Actuellement, la Première Nation de Deer Lake est la seule collectivité à avoir son propre site hydroélectrique, et la Première Nation de Kasabonika Lake augmente sa production d'électricité à partir d'une génératrice diesel qui a une éolienne de 30 kilowatts. Même si cette production est bien modeste par rapport aux millions de watts produits par les combustibles fossiles de Kasabonika, l'installation de seulement deux de plus réduirait de 10 p. 100 la dépendance au diesel. Les difficultés de transporter annuellement de grandes quantités de carburant vers un grand nombre de ces endroits inaccessibles n'est pas viable à long terme. Sans revoir au complet le système existant des infrastructures, il est nécessaire de penser davantage à l'intégration des sources d'énergie renouvelable dans ces secteurs, telle la technologie du microréseau intelligent. La production d'énergie éolienne et solaire exige des capitaux considérables, probablement beaucoup plus dans ces secteurs en raison de la logistique liée à l'importation des matériaux et du personnel, mais ces coûts seraient facilement recouvrés grâce aux économies de carburant.

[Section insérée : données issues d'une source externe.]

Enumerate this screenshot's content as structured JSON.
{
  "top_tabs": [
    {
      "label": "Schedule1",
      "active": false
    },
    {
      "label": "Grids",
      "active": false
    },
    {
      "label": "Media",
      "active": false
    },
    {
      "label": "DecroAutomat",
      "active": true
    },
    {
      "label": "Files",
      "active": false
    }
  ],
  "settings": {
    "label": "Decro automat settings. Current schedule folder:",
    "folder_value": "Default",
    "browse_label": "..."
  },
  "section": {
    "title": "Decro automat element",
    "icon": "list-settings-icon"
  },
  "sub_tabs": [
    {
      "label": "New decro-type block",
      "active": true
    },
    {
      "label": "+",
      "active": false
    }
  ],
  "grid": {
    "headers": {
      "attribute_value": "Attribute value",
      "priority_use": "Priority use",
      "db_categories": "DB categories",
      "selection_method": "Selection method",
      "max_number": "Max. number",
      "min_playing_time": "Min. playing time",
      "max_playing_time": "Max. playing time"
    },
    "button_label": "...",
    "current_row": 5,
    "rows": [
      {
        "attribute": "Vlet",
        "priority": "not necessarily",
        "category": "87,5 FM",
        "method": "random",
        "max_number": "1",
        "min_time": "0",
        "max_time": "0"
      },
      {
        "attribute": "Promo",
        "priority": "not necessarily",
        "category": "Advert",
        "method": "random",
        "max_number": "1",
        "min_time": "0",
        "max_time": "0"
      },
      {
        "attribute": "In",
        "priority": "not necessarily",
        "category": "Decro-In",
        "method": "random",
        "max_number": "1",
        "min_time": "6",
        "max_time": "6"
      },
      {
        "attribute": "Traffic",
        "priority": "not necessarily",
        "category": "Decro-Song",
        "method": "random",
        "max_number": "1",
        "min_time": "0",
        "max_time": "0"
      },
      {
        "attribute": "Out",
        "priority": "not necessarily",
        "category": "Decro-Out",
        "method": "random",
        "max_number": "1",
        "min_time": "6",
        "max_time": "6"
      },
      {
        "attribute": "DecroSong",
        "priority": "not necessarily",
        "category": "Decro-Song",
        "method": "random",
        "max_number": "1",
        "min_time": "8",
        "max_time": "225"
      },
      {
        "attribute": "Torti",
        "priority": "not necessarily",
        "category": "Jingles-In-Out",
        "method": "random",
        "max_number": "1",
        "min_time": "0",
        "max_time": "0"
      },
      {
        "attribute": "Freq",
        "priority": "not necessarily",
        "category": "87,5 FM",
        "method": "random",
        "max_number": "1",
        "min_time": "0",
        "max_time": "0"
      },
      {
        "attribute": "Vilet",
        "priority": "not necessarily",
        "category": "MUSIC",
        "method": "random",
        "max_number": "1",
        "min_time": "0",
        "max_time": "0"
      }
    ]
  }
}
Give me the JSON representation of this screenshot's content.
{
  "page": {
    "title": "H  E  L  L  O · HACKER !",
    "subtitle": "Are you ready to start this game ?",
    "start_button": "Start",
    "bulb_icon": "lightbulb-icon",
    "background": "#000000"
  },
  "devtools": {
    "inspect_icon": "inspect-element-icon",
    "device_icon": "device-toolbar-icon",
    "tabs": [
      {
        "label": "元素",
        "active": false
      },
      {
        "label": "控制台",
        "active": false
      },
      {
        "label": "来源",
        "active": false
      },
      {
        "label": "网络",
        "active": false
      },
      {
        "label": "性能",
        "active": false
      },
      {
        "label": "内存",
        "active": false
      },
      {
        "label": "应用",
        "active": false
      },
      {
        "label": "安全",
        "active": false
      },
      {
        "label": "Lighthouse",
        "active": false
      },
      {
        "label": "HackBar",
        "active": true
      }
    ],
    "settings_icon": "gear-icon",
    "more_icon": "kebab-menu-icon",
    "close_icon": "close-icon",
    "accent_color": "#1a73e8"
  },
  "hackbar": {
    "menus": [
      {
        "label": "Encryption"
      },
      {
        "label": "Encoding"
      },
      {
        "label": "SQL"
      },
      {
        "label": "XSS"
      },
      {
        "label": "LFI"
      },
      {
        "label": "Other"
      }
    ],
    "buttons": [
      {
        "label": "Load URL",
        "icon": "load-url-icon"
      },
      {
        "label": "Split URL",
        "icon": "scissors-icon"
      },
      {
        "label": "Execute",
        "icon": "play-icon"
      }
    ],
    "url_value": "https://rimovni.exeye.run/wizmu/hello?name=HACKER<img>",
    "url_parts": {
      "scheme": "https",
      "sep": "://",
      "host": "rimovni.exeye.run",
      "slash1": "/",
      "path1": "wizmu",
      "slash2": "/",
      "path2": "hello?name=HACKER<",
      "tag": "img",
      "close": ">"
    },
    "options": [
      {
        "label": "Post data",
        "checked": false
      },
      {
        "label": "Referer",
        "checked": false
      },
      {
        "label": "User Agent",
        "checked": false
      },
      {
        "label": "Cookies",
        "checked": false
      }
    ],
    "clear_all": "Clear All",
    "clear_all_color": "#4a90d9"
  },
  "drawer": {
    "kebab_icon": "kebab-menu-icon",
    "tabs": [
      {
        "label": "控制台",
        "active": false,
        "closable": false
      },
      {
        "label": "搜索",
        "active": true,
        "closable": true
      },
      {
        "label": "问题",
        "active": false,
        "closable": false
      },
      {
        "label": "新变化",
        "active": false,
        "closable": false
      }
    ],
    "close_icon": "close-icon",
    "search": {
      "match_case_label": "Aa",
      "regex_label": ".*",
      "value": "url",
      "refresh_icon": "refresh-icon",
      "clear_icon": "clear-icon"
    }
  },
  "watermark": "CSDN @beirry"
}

Cela aiderait aussi à réduire la pollution, un enjeu plus que jamais pressant, compte tenu de l'apparition du changement climatique, et à améliorer les garanties énergétiques locales, car tout cela améliorerait au bout du compte la qualité générale de la vie.
Le groupe de travail panaméricain ayant pour objet de réduire l'utilisation du carburant diesel dans les collectivités éloignées est un bon début, mais il faut être innovateurs pour offrir de l'électricité plus efficiente et à des prix plus abordables dans des secteurs du Nord ontarien.
Par Mike Commito.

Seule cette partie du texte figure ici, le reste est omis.